The ‘Berliner Zeitung’ of yesterday had an article on the availability of Hub gas in Germany. ‘Cheap gas attracts German customers’ was the title and the subtitle ‘The big suppliers have bought too expensively’. Surprising to see that this popular newspaper warns residential consumers that they should buy their gas on the currently much cheaper Hubs. In recent months, I have met with many large corporate gas consumers in Germany that ignored the existence of Hubs and preferred to stick with their traditional oil-indexed gas contracts.
This corresponds with an almost philosophical divide in approach of the ‘security of supply’ issue regarding natural gas for Europe. German policymakers believe that supply should be secured by long term gas deals between states. They want Mrs. Merkel and Mr. Putin to sit together and negotiate Germany’s gas supply for the next forty years. French energy policy is similar, but as France is less dependent on gas in its energy mix, French long term energy policymaking is more aimed at (nuclear) electricity. The logistical counterpart of a long term gas deal is a pipeline, creating a rigid market between producing and consuming countries. The financial counterpart is a long term gas pricing formula based on oil prices. This is the way continental European has functioned for decades. And it is the way most traditional European gas companies wish to continue functioning. Italian gas giant Eni announced this week that they will invest 20 billion in the South Stream pipeline that will bring Russian gas to Italy via Bulgaria. And a consortium of German and Russian companies headed by former German prime minister Gerhard Schroeder is building the North Stream pipeline that will bring Russian gas to Germany via the bottom of the Baltic Sea.

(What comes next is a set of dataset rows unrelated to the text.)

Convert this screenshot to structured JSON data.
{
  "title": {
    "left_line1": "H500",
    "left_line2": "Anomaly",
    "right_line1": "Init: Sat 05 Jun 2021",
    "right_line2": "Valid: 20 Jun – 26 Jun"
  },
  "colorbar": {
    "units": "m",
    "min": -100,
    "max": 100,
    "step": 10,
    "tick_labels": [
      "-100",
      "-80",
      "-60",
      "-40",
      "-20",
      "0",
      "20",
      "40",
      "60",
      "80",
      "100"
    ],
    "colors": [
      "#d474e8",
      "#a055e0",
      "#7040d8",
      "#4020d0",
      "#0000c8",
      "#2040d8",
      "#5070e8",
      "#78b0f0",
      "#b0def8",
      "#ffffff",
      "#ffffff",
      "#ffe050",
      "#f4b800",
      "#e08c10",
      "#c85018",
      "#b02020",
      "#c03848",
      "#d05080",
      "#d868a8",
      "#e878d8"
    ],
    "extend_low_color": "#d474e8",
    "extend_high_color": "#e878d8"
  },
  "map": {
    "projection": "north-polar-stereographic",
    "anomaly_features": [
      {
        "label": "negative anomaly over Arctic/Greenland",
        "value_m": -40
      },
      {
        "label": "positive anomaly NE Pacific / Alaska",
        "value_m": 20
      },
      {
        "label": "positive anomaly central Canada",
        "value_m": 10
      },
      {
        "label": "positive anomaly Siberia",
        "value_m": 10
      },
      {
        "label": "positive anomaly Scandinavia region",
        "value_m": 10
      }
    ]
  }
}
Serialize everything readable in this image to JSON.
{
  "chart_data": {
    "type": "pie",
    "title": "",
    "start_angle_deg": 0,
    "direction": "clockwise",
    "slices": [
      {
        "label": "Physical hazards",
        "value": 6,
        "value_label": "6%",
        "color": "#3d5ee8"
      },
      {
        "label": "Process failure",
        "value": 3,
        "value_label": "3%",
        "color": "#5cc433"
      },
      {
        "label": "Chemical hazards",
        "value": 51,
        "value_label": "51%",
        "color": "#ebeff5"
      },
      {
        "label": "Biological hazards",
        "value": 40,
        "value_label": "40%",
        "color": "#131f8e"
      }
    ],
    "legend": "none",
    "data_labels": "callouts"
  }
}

Opposed to this vision on security of supply is the Anglo-Saxon version. If you would ask somebody in the US what he thinks about having politicians negotiating gas contracts, he would probably ask if you are crazy. In their opinion, politics is a threat to security of supply, not a support. They believe that the best guarantee for security of gas supplies is a well-functioning, transparent and liquid open market. They have created ‘Hub’ markets which are easily accessible to a multitude of players both on the supplying and the receiving site. On these Hubs, the prices of gas are determined by the dynamics of demand and supply of natural gas itself. If demand rises, e.g. due to a cold winter, or if supply falls, e.g. due to falling production, the price will rise. This will give a signal to producers of natural gas to ship extra gas to that market. You don’t need a politician to meddle in this. Politics will only create imbalances and inefficiencies. The logistical counterpart of such a market organization is LNG infrastructure, the financial counterpart is a normal market with spot and forward prices determined on a daily basis by the forces of supply and demand.

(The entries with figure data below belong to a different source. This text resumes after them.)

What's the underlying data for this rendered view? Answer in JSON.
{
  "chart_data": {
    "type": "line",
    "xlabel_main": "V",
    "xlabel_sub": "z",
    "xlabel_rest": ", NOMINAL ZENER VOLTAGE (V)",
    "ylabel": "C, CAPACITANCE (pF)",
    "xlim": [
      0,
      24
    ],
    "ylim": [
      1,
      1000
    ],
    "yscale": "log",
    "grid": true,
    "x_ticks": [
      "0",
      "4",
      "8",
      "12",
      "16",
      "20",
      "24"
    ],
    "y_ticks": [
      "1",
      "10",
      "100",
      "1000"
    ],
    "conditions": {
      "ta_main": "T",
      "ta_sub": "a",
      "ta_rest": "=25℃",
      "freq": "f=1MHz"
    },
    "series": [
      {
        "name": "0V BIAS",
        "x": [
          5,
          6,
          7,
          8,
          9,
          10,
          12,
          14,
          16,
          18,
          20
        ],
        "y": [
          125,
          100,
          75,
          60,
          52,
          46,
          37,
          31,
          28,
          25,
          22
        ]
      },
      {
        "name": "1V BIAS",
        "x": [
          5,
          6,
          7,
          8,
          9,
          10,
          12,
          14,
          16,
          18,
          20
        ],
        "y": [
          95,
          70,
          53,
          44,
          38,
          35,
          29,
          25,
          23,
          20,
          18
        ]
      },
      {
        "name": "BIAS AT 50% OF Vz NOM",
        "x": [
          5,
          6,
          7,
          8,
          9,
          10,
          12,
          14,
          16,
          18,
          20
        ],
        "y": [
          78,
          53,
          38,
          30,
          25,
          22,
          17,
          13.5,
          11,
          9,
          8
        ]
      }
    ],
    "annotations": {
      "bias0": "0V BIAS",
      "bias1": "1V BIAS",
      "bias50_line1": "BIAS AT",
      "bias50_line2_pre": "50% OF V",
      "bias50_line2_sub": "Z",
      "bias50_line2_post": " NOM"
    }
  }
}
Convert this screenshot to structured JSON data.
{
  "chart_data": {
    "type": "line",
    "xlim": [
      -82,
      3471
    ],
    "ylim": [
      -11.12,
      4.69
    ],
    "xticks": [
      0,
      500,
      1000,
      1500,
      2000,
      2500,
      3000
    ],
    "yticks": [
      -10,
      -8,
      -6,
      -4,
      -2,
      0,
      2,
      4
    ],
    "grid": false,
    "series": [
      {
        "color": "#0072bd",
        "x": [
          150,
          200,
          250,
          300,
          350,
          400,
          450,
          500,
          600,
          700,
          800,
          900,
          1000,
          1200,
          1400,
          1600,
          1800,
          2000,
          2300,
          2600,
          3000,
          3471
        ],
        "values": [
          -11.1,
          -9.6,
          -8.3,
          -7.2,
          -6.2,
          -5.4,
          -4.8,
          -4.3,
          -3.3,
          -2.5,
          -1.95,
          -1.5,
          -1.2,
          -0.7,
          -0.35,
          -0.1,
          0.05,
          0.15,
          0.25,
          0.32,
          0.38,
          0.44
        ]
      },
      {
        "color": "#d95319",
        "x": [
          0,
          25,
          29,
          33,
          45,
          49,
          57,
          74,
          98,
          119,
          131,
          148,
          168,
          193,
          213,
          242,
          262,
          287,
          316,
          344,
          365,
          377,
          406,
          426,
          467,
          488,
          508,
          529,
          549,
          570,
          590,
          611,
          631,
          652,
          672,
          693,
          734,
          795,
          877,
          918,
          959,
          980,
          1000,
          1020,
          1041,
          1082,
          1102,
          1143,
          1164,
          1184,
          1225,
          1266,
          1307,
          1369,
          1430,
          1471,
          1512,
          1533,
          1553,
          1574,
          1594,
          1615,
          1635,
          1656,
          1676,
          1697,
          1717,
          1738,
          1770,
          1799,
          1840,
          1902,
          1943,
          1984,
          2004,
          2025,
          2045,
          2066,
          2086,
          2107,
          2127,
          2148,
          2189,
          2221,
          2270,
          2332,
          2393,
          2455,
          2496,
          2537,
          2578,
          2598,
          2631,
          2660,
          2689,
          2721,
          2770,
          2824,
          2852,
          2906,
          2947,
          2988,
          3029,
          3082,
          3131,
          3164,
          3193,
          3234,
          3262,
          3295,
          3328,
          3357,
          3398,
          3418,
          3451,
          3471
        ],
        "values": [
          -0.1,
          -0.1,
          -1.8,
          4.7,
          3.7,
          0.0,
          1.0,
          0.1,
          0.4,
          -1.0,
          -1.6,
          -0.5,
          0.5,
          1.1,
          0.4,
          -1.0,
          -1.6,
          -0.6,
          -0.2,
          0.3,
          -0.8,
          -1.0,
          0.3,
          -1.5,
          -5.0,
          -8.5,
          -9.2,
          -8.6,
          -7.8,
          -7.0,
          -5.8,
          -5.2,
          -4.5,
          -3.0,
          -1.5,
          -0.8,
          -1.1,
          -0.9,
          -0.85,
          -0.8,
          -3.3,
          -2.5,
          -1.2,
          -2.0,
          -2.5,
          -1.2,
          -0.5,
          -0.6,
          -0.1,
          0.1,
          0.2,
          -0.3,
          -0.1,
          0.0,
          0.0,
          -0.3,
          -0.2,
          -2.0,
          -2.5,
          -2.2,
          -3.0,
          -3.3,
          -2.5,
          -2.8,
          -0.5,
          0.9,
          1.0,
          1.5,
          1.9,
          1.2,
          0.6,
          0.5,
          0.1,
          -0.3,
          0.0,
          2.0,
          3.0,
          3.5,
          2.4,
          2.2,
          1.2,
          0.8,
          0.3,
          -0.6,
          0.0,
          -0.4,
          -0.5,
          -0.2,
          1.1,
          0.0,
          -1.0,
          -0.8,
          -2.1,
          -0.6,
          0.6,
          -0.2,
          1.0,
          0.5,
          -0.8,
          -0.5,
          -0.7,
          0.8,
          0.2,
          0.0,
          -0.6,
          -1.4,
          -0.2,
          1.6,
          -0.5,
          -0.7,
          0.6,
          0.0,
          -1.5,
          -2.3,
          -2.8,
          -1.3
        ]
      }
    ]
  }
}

As demand has dropped due to the economic situation and supply has increased due to new LNG infrastructure, prices in the UK Hub market have fallen. At the same time, oil prices have risen. This creates a strange market situation in continental Europe. On the one hand, the traditional suppliers have large quantities of gas for which the price is rising. This is their traditional portfolio gas, the gas that they are to take from the producers under the long term agreements. But they are suffering competition from the cheaper gas brought in from the Hubs. In Germany, Dutch gas suppliers challenge the big German suppliers by importing cheap gas from the Netherlands.

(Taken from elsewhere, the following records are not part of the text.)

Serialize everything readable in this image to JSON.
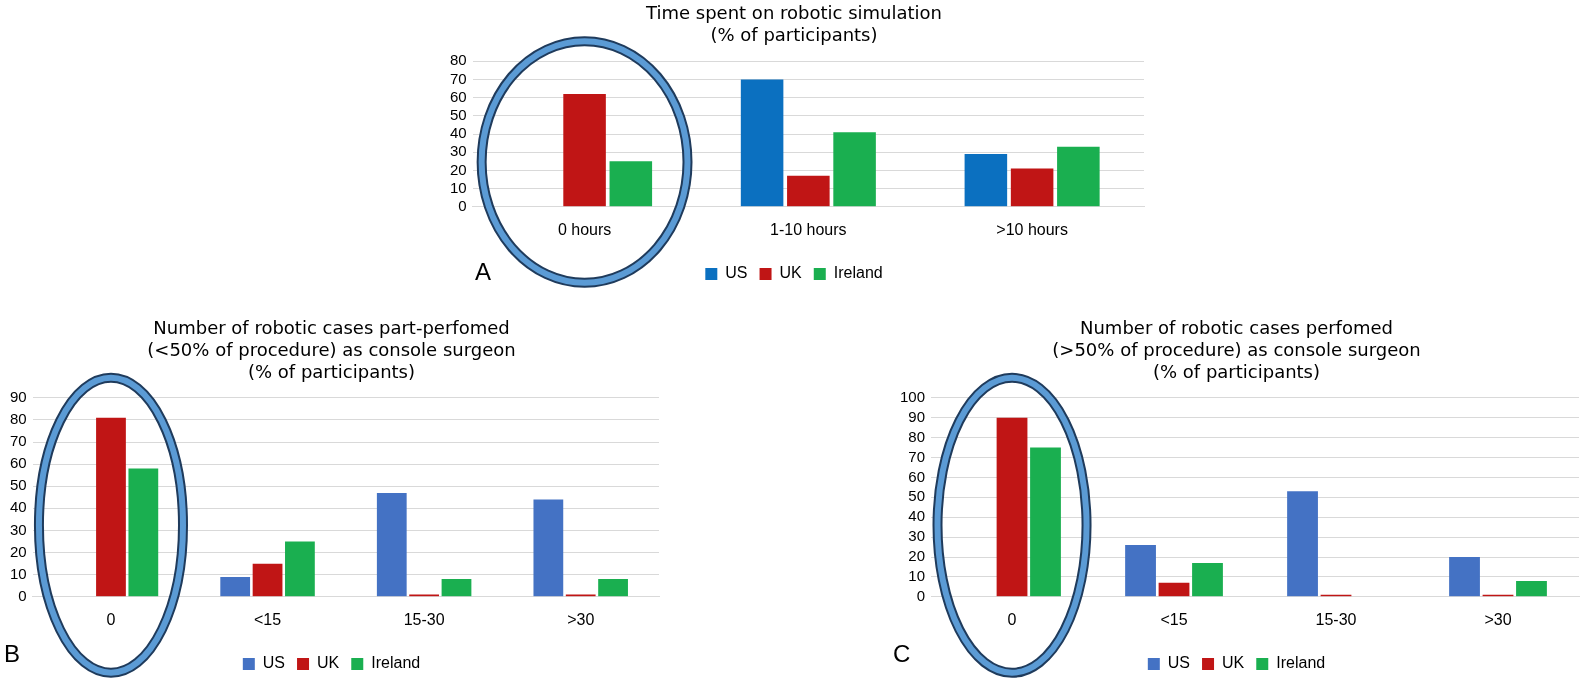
{
  "chart_data": [
    {
      "type": "bar",
      "title": "Time spent on robotic simulation\n(% of participants)",
      "categories": [
        "0 hours",
        "1-10 hours",
        ">10 hours"
      ],
      "series": [
        {
          "name": "US",
          "color": "#0b70c0",
          "values": [
            0,
            70,
            29
          ]
        },
        {
          "name": "UK",
          "color": "#c01515",
          "values": [
            62,
            17,
            21
          ]
        },
        {
          "name": "Ireland",
          "color": "#1aaf50",
          "values": [
            25,
            41,
            33
          ]
        }
      ],
      "ylim": [
        0,
        80
      ],
      "yticks": [
        0,
        10,
        20,
        30,
        40,
        50,
        60,
        70,
        80
      ],
      "grid": "y",
      "legend": "bottom",
      "annotations": [
        "A"
      ]
    },
    {
      "type": "bar",
      "title": "Number of robotic cases part-perfomed\n(<50% of procedure) as console surgeon\n(% of participants)",
      "categories": [
        "0",
        "<15",
        "15-30",
        ">30"
      ],
      "series": [
        {
          "name": "US",
          "color": "#4472c4",
          "values": [
            0,
            9,
            47,
            44
          ]
        },
        {
          "name": "UK",
          "color": "#c01515",
          "values": [
            81,
            15,
            1,
            1
          ]
        },
        {
          "name": "Ireland",
          "color": "#1aaf50",
          "values": [
            58,
            25,
            8,
            8
          ]
        }
      ],
      "ylim": [
        0,
        90
      ],
      "yticks": [
        0,
        10,
        20,
        30,
        40,
        50,
        60,
        70,
        80,
        90
      ],
      "grid": "y",
      "legend": "bottom",
      "annotations": [
        "B"
      ]
    },
    {
      "type": "bar",
      "title": "Number of robotic cases perfomed\n(>50% of procedure) as console surgeon\n(% of participants)",
      "categories": [
        "0",
        "<15",
        "15-30",
        ">30"
      ],
      "series": [
        {
          "name": "US",
          "color": "#4472c4",
          "values": [
            0,
            26,
            53,
            20
          ]
        },
        {
          "name": "UK",
          "color": "#c01515",
          "values": [
            90,
            7,
            1,
            1
          ]
        },
        {
          "name": "Ireland",
          "color": "#1aaf50",
          "values": [
            75,
            17,
            0,
            8
          ]
        }
      ],
      "ylim": [
        0,
        100
      ],
      "yticks": [
        0,
        10,
        20,
        30,
        40,
        50,
        60,
        70,
        80,
        90,
        100
      ],
      "grid": "y",
      "legend": "bottom",
      "annotations": [
        "C"
      ]
    }
  ]
}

I’m not in the forecasting business, but just imagine that this situation continues. Bar a miraculous recovery of the EU economy, it might take a couple of years before gas demand is restored to its pre-crisis levels. And on the supply side, a lot of new gas production and transportation products are coming online. This brings us to a fundamental long term issue. Compared to oil, there is simply much more gas left on this planet that is easy and inexpensive to produce. The United States has seen its recoverable gas reserves increase overnight because engineers have developed techniques to recover shale gas, of which they have huge reserves. How much shale gas can be recovered from the North Sea? Will the North Sea see the earlier predicted decline in gas production? Talking about shale gas, a Dutch newspaper claimed that the Netherlands has a hundred and not twenty years of gas reserves left. This is totally different from the situation in the oil market, where the easy to produce oil is being replaced with more expensive stuff. I’m not saying that it will happen, but it is not unthinkable that the current gap between oil and gas might persist.
If that happens, traditional continental European gas suppliers will find themselves in an increasingly uncomfortable position. They will suffer increasing competition from suppliers that don’t have long term commitments and can source their total portfolio on the cheaper Hubs. Politicians will blame them for charging higher oil-indexed prices to citizens. In the end, the oil-indexed contracts will become obsolete and they will have no choice but to try to renegotiate their long term deals and try to base them on Hub prices also.
That is, if. Reasons why the supply gut might not persist could be:
– a rapid economic recovery,
– continuous cold weather,
– serious disruptions to the upstream supply of gas (e.g. long-term cut-off of gas supplies via Ukraine),
– ‘The gas Opec’ materializes. Gas producing countries unite and agree upon voluntary production cuts to push up gas Hub prices.
We are getting near to the end of an economically horrible year. All of us are hoping for a better economy in 2010. I can imagine that traditional continental gas suppliers wish this even more than the rest of us. They probably even wish for winters that are always as cold as what we currently see.